El dormitorio del niño estaba a oscuras, pero la puerta del principal estaba entornada y por el resquicio salía una lámina de luz que cortaba al sesgo el pasillo. Empujé la puerta con el cañón del revólver. La hoja de madera se movió hacia atrás y rechinaron los pernos de las bisagras. Ante mí estaba Wendell Jaffe, sentado en una mecedora y con su nieto en las rodillas. Emitió una exclamación de sobresalto.

– ¡No dispare al niño!

– No tengo intención de disparar al niño. ¿Se ha vuelto loco?

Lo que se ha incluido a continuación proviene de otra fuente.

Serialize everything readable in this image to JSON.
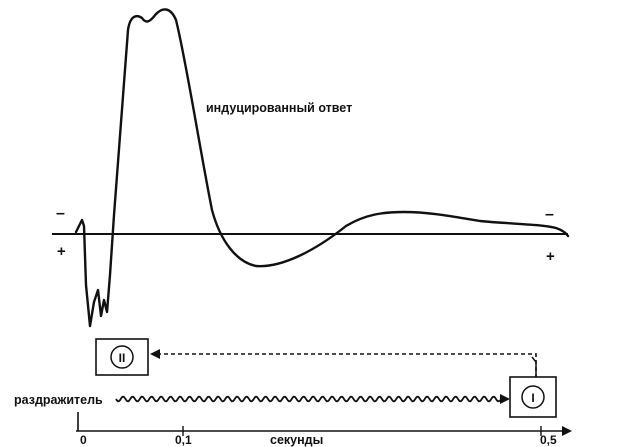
{
  "response_label": "индуцированный ответ",
  "stimulus_label": "раздражитель",
  "time_axis": {
    "label": "секунды",
    "ticks": [
      "0",
      "0,1",
      "0,5"
    ]
  },
  "polarity": {
    "left_top": "–",
    "left_bottom": "+",
    "right_top": "–",
    "right_bottom": "+"
  },
  "blocks": {
    "block_1": "I",
    "block_2": "II"
  }
}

Brendan sonrió de oreja a oreja al verme y sacudió los brazos para dirigirme un enérgico saludo ajeno a la comunicación verbal. Llevaba pantalones de algodón y zapatitos azules, y los pañales desechables que le habían puesto le abultaban el trasero. Por lo visto acababan de bañarlo porque tenía el pelo húmedo. Juliet se lo había peinado dibujándole una especie de signo de interrogación en lo alto del cráneo. Desde donde estaba percibía el olor a polvos de talco que inundaba la habitación. Bajé el arma y volví a metérmela en los riñones. No es el sitio más indicado para guardar un revólver, ya que siempre se corre el peligro de abrir otro agujero en las nalgas. Pero tampoco quería guardarla en el bolso, ya que era un sitio menos accesible que la espalda.